Cheapest way to actually seat seven. The third row seats in a Nissan Rogue are a joke – incredibly hard to get in and out of, with very little room for anyone larger than a toddler. On the other hand, the Tiguan’s way-back is spacious enough that smaller adults can ride back there without (too many) complaints, with easy ingress/egress from the rear doors. Plus, the three-row Tiguan undercuts the price of a seven-passenger Rogue – only by a couple hundred bucks, sure, but for families who need maximum utility out of a small vehicle, every penny counts.
Putzy powertrain. Volkswagen’s new EA888 2.0-liter turbo-four makes its U.S. introduction under the hood of the Tiguan, mated to an eight-speed automatic transmission, and the whole package is… not great. The output ratings of 184 horsepower and 221 pound-feet of torque seem fine on paper, but there’s a noticeable lack of thrust when pulling away from a stoplight, and heaven help you if you have to accelerate up a hill. The transmission jumps around, sometimes erratically, and it makes for a disjointed, wonky driving experience. I’d forgive the weak engine and weird shift points if they resulted in impressive fuel economy, but the best the Tiguan will do is 27 miles per gallon highway, even with front-wheel drive.

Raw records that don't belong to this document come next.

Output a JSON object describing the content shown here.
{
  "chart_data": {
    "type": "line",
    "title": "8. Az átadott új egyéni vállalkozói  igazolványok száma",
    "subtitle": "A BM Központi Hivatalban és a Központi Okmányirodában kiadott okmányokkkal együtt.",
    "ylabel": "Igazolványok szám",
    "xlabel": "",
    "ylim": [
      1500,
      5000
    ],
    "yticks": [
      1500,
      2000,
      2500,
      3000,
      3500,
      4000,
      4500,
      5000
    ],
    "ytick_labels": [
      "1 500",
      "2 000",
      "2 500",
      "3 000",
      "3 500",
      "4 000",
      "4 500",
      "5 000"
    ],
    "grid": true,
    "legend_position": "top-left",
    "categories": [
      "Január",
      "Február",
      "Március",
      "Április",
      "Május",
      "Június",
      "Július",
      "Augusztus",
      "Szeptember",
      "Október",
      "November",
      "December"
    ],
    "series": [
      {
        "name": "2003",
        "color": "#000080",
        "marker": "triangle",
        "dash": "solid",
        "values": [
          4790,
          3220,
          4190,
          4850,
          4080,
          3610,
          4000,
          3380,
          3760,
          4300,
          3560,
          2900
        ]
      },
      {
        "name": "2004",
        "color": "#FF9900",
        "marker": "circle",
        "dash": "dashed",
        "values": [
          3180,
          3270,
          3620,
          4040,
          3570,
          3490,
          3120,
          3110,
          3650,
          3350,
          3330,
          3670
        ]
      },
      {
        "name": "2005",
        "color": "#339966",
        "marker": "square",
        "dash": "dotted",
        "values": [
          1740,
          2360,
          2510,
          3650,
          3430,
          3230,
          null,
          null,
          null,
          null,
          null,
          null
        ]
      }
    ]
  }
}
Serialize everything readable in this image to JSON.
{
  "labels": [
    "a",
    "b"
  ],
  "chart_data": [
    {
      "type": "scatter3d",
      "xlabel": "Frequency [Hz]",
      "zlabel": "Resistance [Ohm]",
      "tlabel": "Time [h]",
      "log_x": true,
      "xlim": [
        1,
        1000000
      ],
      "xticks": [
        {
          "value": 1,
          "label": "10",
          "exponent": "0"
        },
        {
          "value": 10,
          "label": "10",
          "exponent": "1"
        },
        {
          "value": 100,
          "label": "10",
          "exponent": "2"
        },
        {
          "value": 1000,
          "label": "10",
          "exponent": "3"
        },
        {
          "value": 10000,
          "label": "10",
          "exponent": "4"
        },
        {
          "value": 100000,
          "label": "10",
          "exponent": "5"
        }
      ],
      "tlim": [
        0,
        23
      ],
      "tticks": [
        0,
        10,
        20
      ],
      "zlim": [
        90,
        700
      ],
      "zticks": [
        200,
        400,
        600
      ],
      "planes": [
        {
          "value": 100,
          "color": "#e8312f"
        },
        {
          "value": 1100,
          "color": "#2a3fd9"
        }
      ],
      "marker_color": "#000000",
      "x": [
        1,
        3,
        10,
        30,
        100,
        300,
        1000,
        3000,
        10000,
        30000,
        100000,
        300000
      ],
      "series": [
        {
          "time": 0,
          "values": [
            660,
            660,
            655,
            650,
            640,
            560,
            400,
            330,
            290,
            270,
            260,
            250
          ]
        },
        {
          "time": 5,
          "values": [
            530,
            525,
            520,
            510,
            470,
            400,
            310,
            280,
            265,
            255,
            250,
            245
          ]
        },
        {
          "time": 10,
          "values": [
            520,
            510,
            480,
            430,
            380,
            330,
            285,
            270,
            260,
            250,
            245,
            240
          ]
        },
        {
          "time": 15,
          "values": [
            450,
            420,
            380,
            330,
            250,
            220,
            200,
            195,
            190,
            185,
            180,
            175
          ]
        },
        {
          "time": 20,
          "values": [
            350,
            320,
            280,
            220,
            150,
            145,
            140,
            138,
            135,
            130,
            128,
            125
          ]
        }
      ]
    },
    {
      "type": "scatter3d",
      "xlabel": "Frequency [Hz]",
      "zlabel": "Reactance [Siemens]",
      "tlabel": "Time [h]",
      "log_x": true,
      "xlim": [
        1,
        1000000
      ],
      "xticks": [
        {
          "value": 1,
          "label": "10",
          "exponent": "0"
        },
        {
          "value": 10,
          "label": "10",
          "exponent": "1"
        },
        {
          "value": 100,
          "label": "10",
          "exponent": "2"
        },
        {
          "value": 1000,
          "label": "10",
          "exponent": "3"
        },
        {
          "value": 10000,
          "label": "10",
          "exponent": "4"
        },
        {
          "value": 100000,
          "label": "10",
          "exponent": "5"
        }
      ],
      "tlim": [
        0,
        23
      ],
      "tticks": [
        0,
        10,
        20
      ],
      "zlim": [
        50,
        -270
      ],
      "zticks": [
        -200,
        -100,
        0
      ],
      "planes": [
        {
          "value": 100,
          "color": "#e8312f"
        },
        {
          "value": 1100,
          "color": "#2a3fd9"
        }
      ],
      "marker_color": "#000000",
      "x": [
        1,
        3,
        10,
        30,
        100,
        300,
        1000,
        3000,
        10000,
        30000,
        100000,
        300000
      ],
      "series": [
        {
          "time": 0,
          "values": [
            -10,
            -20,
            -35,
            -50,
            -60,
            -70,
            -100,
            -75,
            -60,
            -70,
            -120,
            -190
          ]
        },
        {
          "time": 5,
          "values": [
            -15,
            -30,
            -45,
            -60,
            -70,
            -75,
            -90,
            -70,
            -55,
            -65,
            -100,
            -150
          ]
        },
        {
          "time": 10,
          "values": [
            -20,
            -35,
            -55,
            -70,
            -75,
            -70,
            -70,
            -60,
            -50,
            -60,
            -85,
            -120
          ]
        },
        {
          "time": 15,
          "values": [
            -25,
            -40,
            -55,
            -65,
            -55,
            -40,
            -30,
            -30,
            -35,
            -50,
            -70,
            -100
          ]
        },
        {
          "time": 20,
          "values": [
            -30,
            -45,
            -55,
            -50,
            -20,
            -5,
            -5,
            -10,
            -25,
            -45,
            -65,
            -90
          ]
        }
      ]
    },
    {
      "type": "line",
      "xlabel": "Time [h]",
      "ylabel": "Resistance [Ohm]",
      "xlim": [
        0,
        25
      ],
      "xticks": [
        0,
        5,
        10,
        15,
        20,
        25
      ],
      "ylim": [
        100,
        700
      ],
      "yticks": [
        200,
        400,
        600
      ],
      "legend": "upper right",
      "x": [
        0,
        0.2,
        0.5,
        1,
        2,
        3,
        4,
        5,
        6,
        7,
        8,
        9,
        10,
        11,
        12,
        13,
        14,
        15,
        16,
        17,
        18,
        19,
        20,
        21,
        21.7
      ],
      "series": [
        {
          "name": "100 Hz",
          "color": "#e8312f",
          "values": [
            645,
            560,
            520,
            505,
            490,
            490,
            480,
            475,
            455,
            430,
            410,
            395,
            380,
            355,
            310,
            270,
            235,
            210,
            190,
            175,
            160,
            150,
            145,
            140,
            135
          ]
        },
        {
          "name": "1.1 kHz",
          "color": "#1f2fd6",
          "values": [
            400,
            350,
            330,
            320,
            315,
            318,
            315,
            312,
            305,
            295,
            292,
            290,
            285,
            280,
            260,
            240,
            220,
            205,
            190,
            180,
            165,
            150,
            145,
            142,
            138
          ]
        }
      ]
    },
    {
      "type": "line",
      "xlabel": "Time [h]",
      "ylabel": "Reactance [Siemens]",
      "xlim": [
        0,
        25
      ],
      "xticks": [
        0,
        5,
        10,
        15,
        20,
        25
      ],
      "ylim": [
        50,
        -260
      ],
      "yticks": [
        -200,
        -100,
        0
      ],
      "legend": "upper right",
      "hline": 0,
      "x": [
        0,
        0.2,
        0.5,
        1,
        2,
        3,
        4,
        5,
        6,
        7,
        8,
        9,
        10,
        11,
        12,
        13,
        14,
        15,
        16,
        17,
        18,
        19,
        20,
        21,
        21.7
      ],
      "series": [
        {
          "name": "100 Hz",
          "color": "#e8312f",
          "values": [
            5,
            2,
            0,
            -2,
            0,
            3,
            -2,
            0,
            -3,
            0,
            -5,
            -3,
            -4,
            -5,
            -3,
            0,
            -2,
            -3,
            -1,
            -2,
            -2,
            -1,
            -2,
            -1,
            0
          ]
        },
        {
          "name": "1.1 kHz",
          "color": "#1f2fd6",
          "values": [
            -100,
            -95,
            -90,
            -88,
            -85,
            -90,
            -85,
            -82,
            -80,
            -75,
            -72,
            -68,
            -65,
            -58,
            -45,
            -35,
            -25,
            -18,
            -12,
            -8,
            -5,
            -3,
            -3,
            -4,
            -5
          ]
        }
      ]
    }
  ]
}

Where’s the fun? The old Tiguan felt like a GTI on stilts, and that made it kind of a hoot to drive. It was punchy and powerful, with nicely weighted steering and a taut chassis – one of the more involving small CUVs on the road. With this second-gen Tiguan, Volkswagen’s priorities shifted, putting a stronger focus on functionality and a more competitive price point, but I wish some of that fun-to-drive character was still baked in. The new Tig isn’t a dud by any means, and still better than snoozefests like the Chevy Equinox, Nissan Rogue, and Toyota RAV4. It’s just not as sharp as it used to be, and while I know I’m in the minority, I’ll miss that higher level of engagement. Thanks a lot, America.